Auto-regression

Auto-regression can be utilized to improve forecasts by capturing the remaining temporal correlation after accounting for other features such as seasonality and growth.

Silverkite allows for specifying lags. For example if Y(t) is the time series of interest, user can easily activate desired lags such as Y(t-1), Y(t-2) to be used in the model.

Moreover Silverkite allows for more advanced auto-regression in the model by specifying “aggregated lags” which are predictors constructed by averaging several specified lags.

This technique makes it possible to build models with longer term auto-correlation with only modest increase of the number of parameters. See Hosseini et al. (2011) for an early example of utilizing aggregated lags as predictors.

Silverkite automatically activates auto-regression for forecast horizons which are less than or equal to 30 days. By default, Silverkite uses lags which are larger than the given forecast horizon periods to avoid having to do simulations to forecast the future.

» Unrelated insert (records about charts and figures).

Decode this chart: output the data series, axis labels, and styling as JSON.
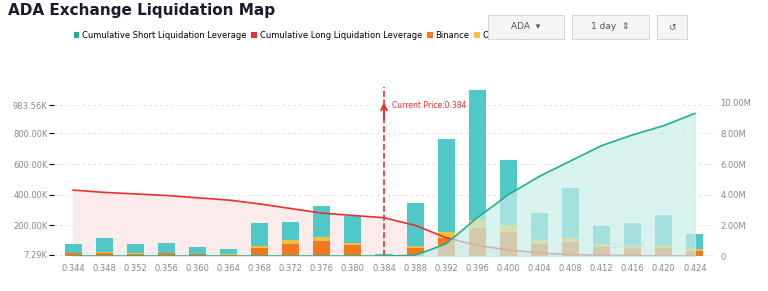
{
  "title": "ADA Exchange Liquidation Map",
  "title_fontsize": 11,
  "background_color": "#ffffff",
  "current_price": 0.384,
  "current_price_label": "Current Price:0.384",
  "x_ticks": [
    0.344,
    0.348,
    0.352,
    0.356,
    0.36,
    0.364,
    0.368,
    0.372,
    0.376,
    0.38,
    0.384,
    0.388,
    0.392,
    0.396,
    0.4,
    0.404,
    0.408,
    0.412,
    0.416,
    0.42,
    0.424
  ],
  "bar_width": 0.0022,
  "ylim_left": [
    0,
    1100000
  ],
  "ylim_right": [
    0,
    11000000
  ],
  "left_yticks": [
    7290,
    200000,
    400000,
    600000,
    800000,
    983560
  ],
  "left_yticklabels": [
    "7.29K",
    "200.00K",
    "400.00K",
    "600.00K",
    "800.00K",
    "983.56K"
  ],
  "right_yticks": [
    0,
    2000000,
    4000000,
    6000000,
    8000000,
    10000000
  ],
  "right_yticklabels": [
    "0",
    "2.00M",
    "4.00M",
    "6.00M",
    "8.00M",
    "10.00M"
  ],
  "colors": {
    "binance": "#f07820",
    "okx": "#f0c040",
    "bybit": "#50c8c8",
    "cum_short_line": "#20b090",
    "cum_short_fill": "#c8ede8",
    "cum_long_line": "#e83030",
    "cum_long_fill": "#fce8e8",
    "dashed_line": "#e83030",
    "dot_line": "#d8d8d8"
  },
  "binance_bars": [
    18000,
    20000,
    15000,
    18000,
    12000,
    10000,
    55000,
    80000,
    100000,
    70000,
    5000,
    50000,
    120000,
    180000,
    160000,
    80000,
    90000,
    60000,
    50000,
    55000,
    35000
  ],
  "okx_bars": [
    4000,
    5000,
    4000,
    5000,
    3000,
    3000,
    12000,
    22000,
    25000,
    18000,
    2000,
    15000,
    40000,
    55000,
    45000,
    22000,
    25000,
    18000,
    14000,
    15000,
    10000
  ],
  "bybit_bars": [
    55000,
    90000,
    60000,
    65000,
    45000,
    35000,
    150000,
    120000,
    200000,
    170000,
    8000,
    280000,
    600000,
    850000,
    420000,
    180000,
    330000,
    120000,
    150000,
    200000,
    100000
  ],
  "cum_long_vals": [
    430000,
    415000,
    405000,
    395000,
    380000,
    365000,
    340000,
    310000,
    280000,
    265000,
    250000,
    200000,
    120000,
    70000,
    40000,
    20000,
    10000,
    5000,
    3000,
    2000,
    1000
  ],
  "cum_short_vals": [
    0,
    0,
    0,
    0,
    0,
    0,
    0,
    0,
    0,
    0,
    0,
    50000,
    800000,
    2500000,
    4000000,
    5200000,
    6200000,
    7200000,
    7900000,
    8500000,
    9300000
  ]
}
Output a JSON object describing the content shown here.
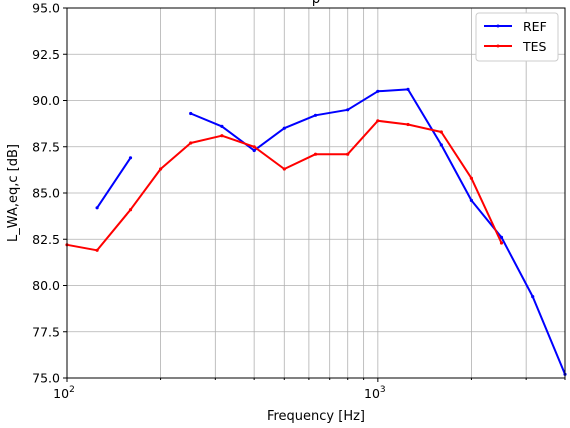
{
  "chart_data": {
    "type": "line",
    "title": "p",
    "xlabel": "Frequency [Hz]",
    "ylabel": "L_WA,eq,c [dB]",
    "xscale": "log",
    "xlim": [
      100,
      4000
    ],
    "ylim": [
      75.0,
      95.0
    ],
    "yticks": [
      75.0,
      77.5,
      80.0,
      82.5,
      85.0,
      87.5,
      90.0,
      92.5,
      95.0
    ],
    "ytick_labels": [
      "75.0",
      "77.5",
      "80.0",
      "82.5",
      "85.0",
      "87.5",
      "90.0",
      "92.5",
      "95.0"
    ],
    "xtick_major": [
      {
        "value": 100,
        "base": "10",
        "exp": "2"
      },
      {
        "value": 1000,
        "base": "10",
        "exp": "3"
      }
    ],
    "grid": true,
    "legend": "top-right",
    "series": [
      {
        "name": "REF",
        "color": "#0000ff",
        "x": [
          125,
          160,
          200,
          250,
          315,
          400,
          500,
          630,
          800,
          1000,
          1250,
          1600,
          2000,
          2500,
          3150,
          4000
        ],
        "y": [
          84.2,
          86.9,
          null,
          89.3,
          88.6,
          87.3,
          88.5,
          89.2,
          89.5,
          90.5,
          90.6,
          87.6,
          84.6,
          82.6,
          79.4,
          75.2
        ]
      },
      {
        "name": "TES",
        "color": "#ff0000",
        "x": [
          100,
          125,
          160,
          200,
          250,
          315,
          400,
          500,
          630,
          800,
          1000,
          1250,
          1600,
          2000,
          2500
        ],
        "y": [
          82.2,
          81.9,
          84.1,
          86.3,
          87.7,
          88.1,
          87.5,
          86.3,
          87.1,
          87.1,
          88.9,
          88.7,
          88.3,
          85.8,
          82.3
        ]
      }
    ]
  }
}
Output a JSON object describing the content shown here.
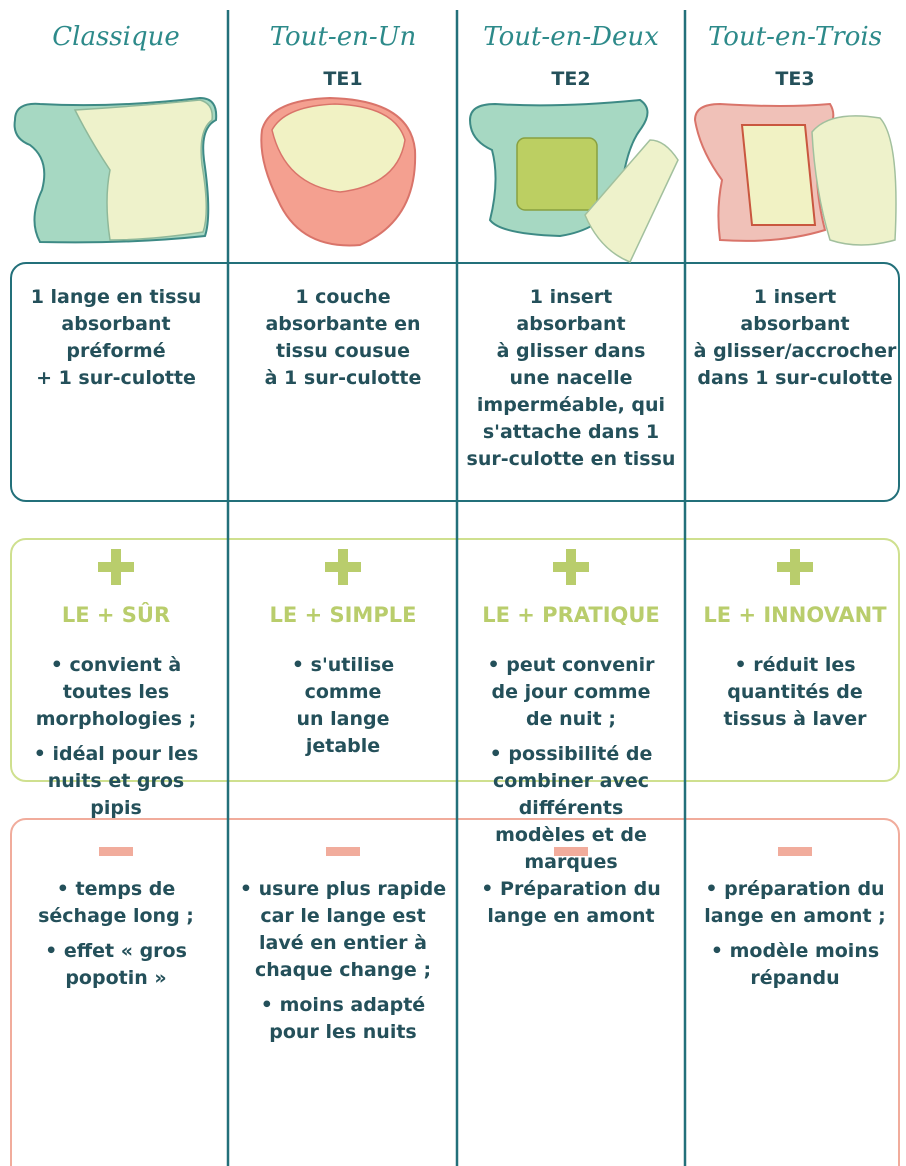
{
  "columns": [
    {
      "name": "Classique",
      "code": null,
      "description": [
        "1 lange en tissu",
        "absorbant",
        "préformé",
        "+ 1 sur-culotte"
      ],
      "pros": {
        "title": "LE + SÛR",
        "items": [
          [
            "• convient à",
            "toutes les",
            "morphologies ;"
          ],
          [
            "• idéal pour les",
            "nuits et gros",
            "pipis"
          ]
        ]
      },
      "cons": [
        [
          "• temps de",
          "séchage long ;"
        ],
        [
          "• effet « gros",
          "popotin »"
        ]
      ]
    },
    {
      "name": "Tout-en-Un",
      "code": "TE1",
      "description": [
        "1 couche",
        "absorbante en",
        "tissu cousue",
        "à 1 sur-culotte"
      ],
      "pros": {
        "title": "LE + SIMPLE",
        "items": [
          [
            "• s'utilise",
            "comme",
            "un lange",
            "jetable"
          ]
        ]
      },
      "cons": [
        [
          "• usure plus rapide",
          "car le lange est",
          "lavé en entier à",
          "chaque change ;"
        ],
        [
          "• moins adapté",
          "pour les nuits"
        ]
      ]
    },
    {
      "name": "Tout-en-Deux",
      "code": "TE2",
      "description": [
        "1 insert",
        "absorbant",
        "à glisser dans",
        "une nacelle",
        "imperméable, qui",
        "s'attache dans 1",
        "sur-culotte en tissu"
      ],
      "pros": {
        "title": "LE + PRATIQUE",
        "items": [
          [
            "• peut convenir",
            "de jour comme",
            "de nuit ;"
          ],
          [
            "• possibilité de",
            "combiner avec",
            "différents",
            "modèles et de",
            "marques"
          ]
        ]
      },
      "cons": [
        [
          "• Préparation du",
          "lange en amont"
        ]
      ]
    },
    {
      "name": "Tout-en-Trois",
      "code": "TE3",
      "description": [
        "1 insert",
        "absorbant",
        "à glisser/accrocher",
        "dans 1 sur-culotte"
      ],
      "pros": {
        "title": "LE + INNOVANT",
        "items": [
          [
            "• réduit les",
            "quantités de",
            "tissus à laver"
          ]
        ]
      },
      "cons": [
        [
          "• préparation du",
          "lange en amont ;"
        ],
        [
          "• modèle moins",
          "répandu"
        ]
      ]
    }
  ]
}
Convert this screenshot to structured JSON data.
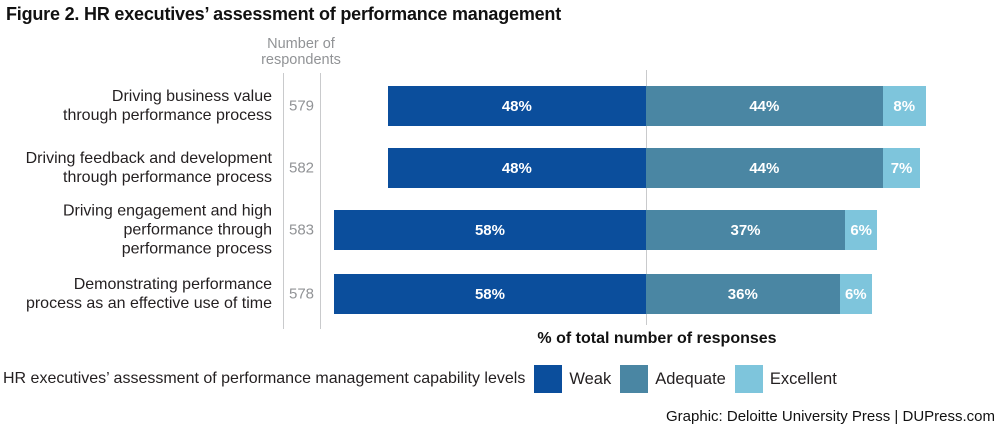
{
  "title": "Figure 2. HR executives’ assessment of performance management",
  "respondents_header": {
    "line1": "Number of",
    "line2": "respondents"
  },
  "axis_label": "% of total number of responses",
  "legend": {
    "caption": "HR executives’ assessment of performance management capability levels"
  },
  "footer": "Graphic: Deloitte University Press | DUPress.com",
  "colors": {
    "weak": "#0b4e9c",
    "adequate": "#4a86a3",
    "excellent": "#7ec5dc",
    "grid_line": "#c9cacc",
    "muted_text": "#919396",
    "bar_value_text": "#ffffff"
  },
  "chart_data": {
    "type": "bar",
    "orientation": "horizontal",
    "stacked": true,
    "title": "Figure 2. HR executives’ assessment of performance management",
    "xlabel": "% of total number of responses",
    "xlim": [
      0,
      100
    ],
    "grid": "single-vertical-line-at-weak-adequate-boundary",
    "legend_position": "bottom",
    "value_suffix": "%",
    "categories": [
      [
        "Driving business value",
        "through performance process"
      ],
      [
        "Driving feedback and development",
        "through performance process"
      ],
      [
        "Driving engagement and high",
        "performance through",
        "performance process"
      ],
      [
        "Demonstrating performance",
        "process as an effective use of time"
      ]
    ],
    "respondents": [
      579,
      582,
      583,
      578
    ],
    "series": [
      {
        "name": "Weak",
        "color": "#0b4e9c",
        "values": [
          48,
          48,
          58,
          58
        ]
      },
      {
        "name": "Adequate",
        "color": "#4a86a3",
        "values": [
          44,
          44,
          37,
          36
        ]
      },
      {
        "name": "Excellent",
        "color": "#7ec5dc",
        "values": [
          8,
          7,
          6,
          6
        ]
      }
    ]
  }
}
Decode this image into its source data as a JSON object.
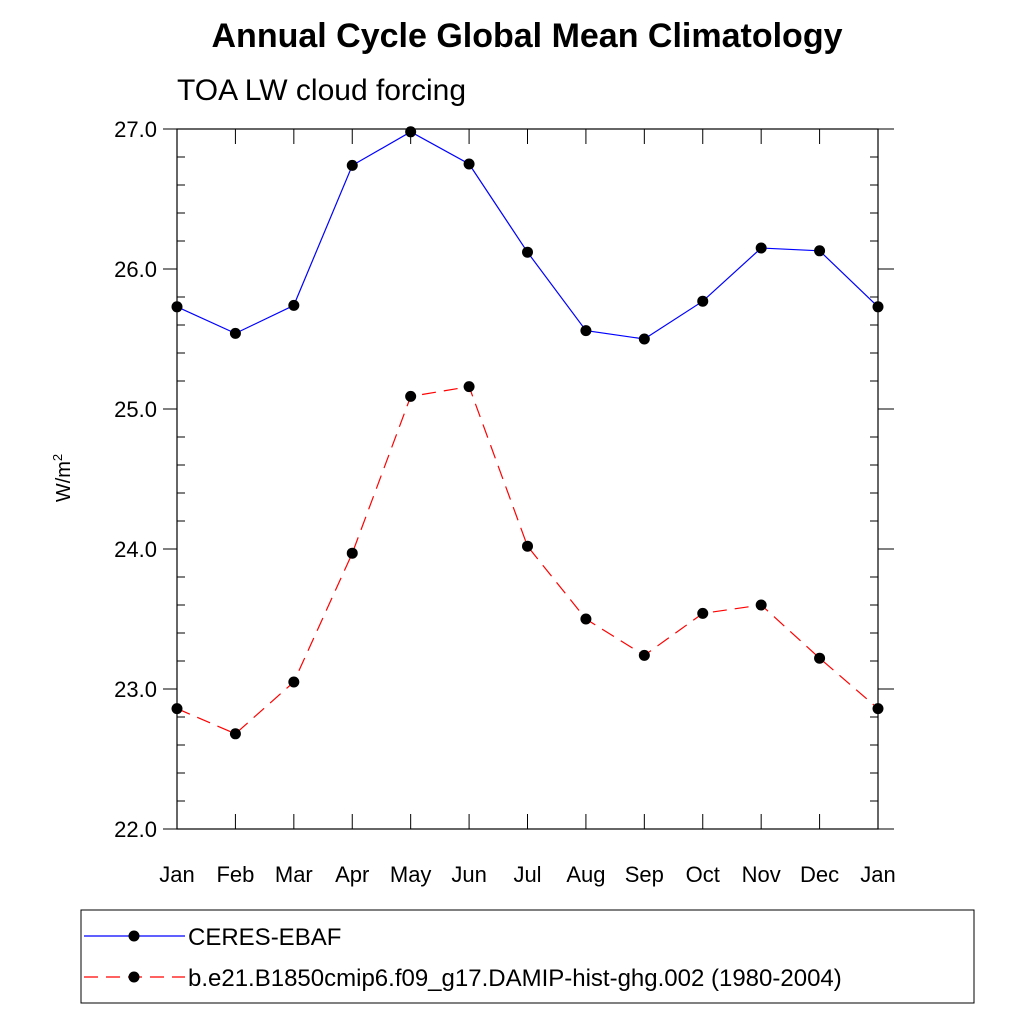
{
  "chart_data": {
    "type": "line",
    "title": "Annual Cycle Global Mean Climatology",
    "subtitle": "TOA LW cloud forcing",
    "ylabel": "W/m",
    "ylabel_superscript": "2",
    "xlabel": "",
    "categories": [
      "Jan",
      "Feb",
      "Mar",
      "Apr",
      "May",
      "Jun",
      "Jul",
      "Aug",
      "Sep",
      "Oct",
      "Nov",
      "Dec",
      "Jan"
    ],
    "ylim": [
      22.0,
      27.0
    ],
    "yticks": [
      "22.0",
      "23.0",
      "24.0",
      "25.0",
      "26.0",
      "27.0"
    ],
    "grid": false,
    "legend_position": "bottom",
    "series": [
      {
        "name": "CERES-EBAF",
        "color": "#0000ff",
        "line_style": "solid",
        "marker_color": "#000000",
        "values": [
          25.73,
          25.54,
          25.74,
          26.74,
          26.98,
          26.75,
          26.12,
          25.56,
          25.5,
          25.77,
          26.15,
          26.13,
          25.73
        ]
      },
      {
        "name": "b.e21.B1850cmip6.f09_g17.DAMIP-hist-ghg.002 (1980-2004)",
        "color": "#ff0000",
        "line_style": "dashed",
        "marker_color": "#000000",
        "values": [
          22.86,
          22.68,
          23.05,
          23.97,
          25.09,
          25.16,
          24.02,
          23.5,
          23.24,
          23.54,
          23.6,
          23.22,
          22.86
        ]
      }
    ]
  }
}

User does not need to explicitly specify auto-regression to activate the “auto” option. However the explicit code is as follows:

from greykite.framework.templates.autogen.forecast_config import ModelComponentsParam

autoreg_dict="auto"

model_components = ModelComponentsParam(
    growth=growth,
    seasonality=seasonality,
    events=events,
    changepoints=changepoints,
    regressors=regressors,
    autoregression=dict(autoreg_dict=autoreg_dict),  # auto-regression input is specified here
    uncertainty=uncertainty,
    custom=custom,
    hyperparameter_override=hyperparameter_override
)

It is possible to also deactivate auto-regression by letting:

autoreg_dict = None

Custom Auto-regression

There are three ways to specify an auto-regressive structure. Below we give the example code and discuss what each component means in what follows.

# Form (1): Specifies regular lags, e.g. lags 1, 2, 7
lag_dict = dict(orders=[1, 2, 7])
# Specifies aggregated lags in two forms
# Form (2): Each group of lags to be aggregated is given in a list
orders_list = [[7, 7*2, 7*3], [7*4, 7*5, 7*6]] # Two aggregated lag list are specified
# Form (3): Each tuple has two elements specifying the beginning and end of aggregation
interval_list = [(1, 7), (8, 7*2)]
agg_lag_dict = dict(orders_list=orders_list, interval_list=interval_list)
autoreg_dict = dict(lag_dict=lag_dict, agg_lag_dict=agg_lag_dict)

The aggregated lag can be specified in two ways (forms 2 and 3) as demonstrated above.

In Form (2), each set of lags to be aggregated is passed as a list. For example [7, 7*2, 7*3] corresponds to (Y(t-7) + Y(t-14) + Y(t-21))/3. For daily data one can interpret this predictor as the average value of the series on the same day of week in past three weeks.

In Form (3), user can specify the starting and end point of the lags to be aggregated. For example (1, 7) corresponds to (Y(t-1) + Y(t-2) + … + Y(t-7)) / 7. One can interpret this predictor is the average value during the week prior to time t.